Quote:
Originally Posted by insidemanpoker
The reality is bubbles are caused because of banking, not some sinister motive of banking. You deposit money in a bank. To you are just putting your money somewhere safe, to be used later at atms or to spend. To the banker they use the deposits to loan out money to other people. They have the moral hazard of loaning out money that is not theirs. This loaned money hits another bank, to that bank the deposits is as real as the first depositor because they are. The next bank loans out this money creating a massive daisy chain of loans and deposits.

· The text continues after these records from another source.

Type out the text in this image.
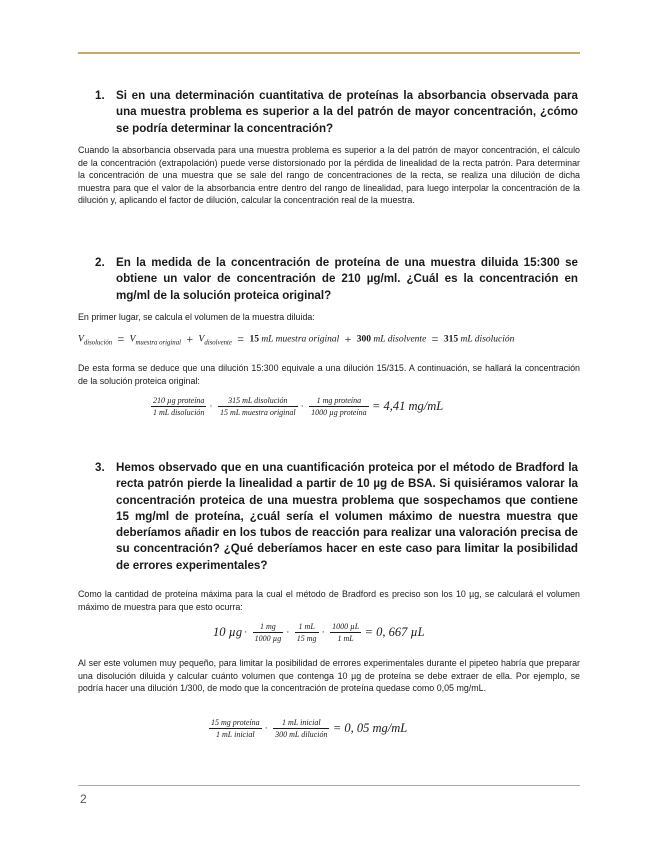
1. Si en una determinación cuantitativa de proteínas la absorbancia observada para una muestra problema es superior a la del patrón de mayor concentración, ¿cómo se podría determinar la concentración?
Cuando la absorbancia observada para una muestra problema es superior a la del patrón de mayor concentración, el cálculo de la concentración (extrapolación) puede verse distorsionado por la pérdida de linealidad de la recta patrón. Para determinar la concentración de una muestra que se sale del rango de concentraciones de la recta, se realiza una dilución de dicha muestra para que el valor de la absorbancia entre dentro del rango de linealidad, para luego interpolar la concentración de la dilución y, aplicando el factor de dilución, calcular la concentración real de la muestra.
2. En la medida de la concentración de proteína de una muestra diluida 15:300 se obtiene un valor de concentración de 210 µg/ml. ¿Cuál es la concentración en mg/ml de la solución proteica original?
En primer lugar, se calcula el volumen de la muestra diluida:
$V_{disolución} = V_{muestra original} + V_{disolvente} = 15$ mL muestra original + 300 mL disolvente = 315 mL disolución
De esta forma se deduce que una dilución 15:300 equivale a una dilución 15/315. A continuación, se hallará la concentración de la solución proteica original:
$\frac{\text{210 µg proteína}}{\text{1 mL disolución}} \cdot \frac{\text{315 mL disolución}}{\text{15 mL muestra original}} \cdot \frac{\text{1 mg proteína}}{\text{1000 µg proteína}} = 4,41$ mg/mL
3. Hemos observado que en una cuantificación proteica por el método de Bradford la recta patrón pierde la linealidad a partir de 10 µg de BSA. Si quisiéramos valorar la concentración proteica de una muestra problema que sospechamos que contiene 15 mg/ml de proteína, ¿cuál sería el volumen máximo de nuestra muestra que deberíamos añadir en los tubos de reacción para realizar una valoración precisa de su concentración? ¿Qué deberíamos hacer en este caso para limitar la posibilidad de errores experimentales?
Como la cantidad de proteína máxima para la cual el método de Bradford es preciso son los 10 µg, se calculará el volumen máximo de muestra para que esto ocurra:
10 $\mu g \cdot \frac{1 mg}{\text{1000 µg}} \cdot \frac{1 mL}{15 mg} \cdot \frac{\text{1000 µL}}{1 mL} = 0$, 667 µL
Al ser este volumen muy pequeño, para limitar la posibilidad de errores experimentales durante el pipeteo habría que preparar una disolución diluida y calcular cuánto volumen que contenga 10 µg de proteína se debe extraer de ella. Por ejemplo, se podría hacer una dilución 1/300, de modo que la concentración de proteína quedase como 0,05 mg/mL.
$\frac{\text{15 mg proteína}}{\text{1 mL inicial}} \cdot \frac{\text{1 mL inicial}}{\text{300 mL dilución}} = 0$, 05 mg/mL
2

As one loans fails, and a combination of bank runs, the bank fails and all banks will fail. Except banks that kept massive reserves. The Federal Reserve was created for this purpose. The problem is the solution involves a fraud. A fraud that they must print money stealing from savers in an inflation tax to fix the system. You don't need this fraud, you need full reserve banking.
Full reserve banking is when you deposit money in a bank, the bank has no legal right to loan your money out. So your money sits at a bank, you have to option to invest in a reit or a shadow bank like a credit card company. However, unlike a bank it is your money. You invest in a shadow bank and your shadow bank mutual fund, might make a lot of bad investments. Your shadow bank may rise 10% a year and then drop 30% a year in a bubble. However, the shareholders of the shadow bank take the loss and not the public. Definitely not the elderly and savers that keep their money in a bank.
So does the economy grow slower without the banks making loans? The reality it is the opposite the economy grows at double or even triple the rate of a fractional reserve system. The reason is simple there is no moral hazard, the money is loaned by people that actually want to loan it. They get the rewards and the losses. The people with money at the banks get to spend their money as if they earned it yesterday.
Ron Paul makes the mistake that he blames the business cycle on the interest rate banks charge. Banks can only loan the money out at which depositors are willing to lend it. Yes, the federal reserve can pump a ton of money in and did, but that is the cause of the congress, the federal government, and specially presidents Ford, Reagan, Bush II, and Obama that had no desire to balance the budget, and not necessarily the Federal Reserve bank.
Last edited by steelhouse; 04-23-2012 at 04:23 AM.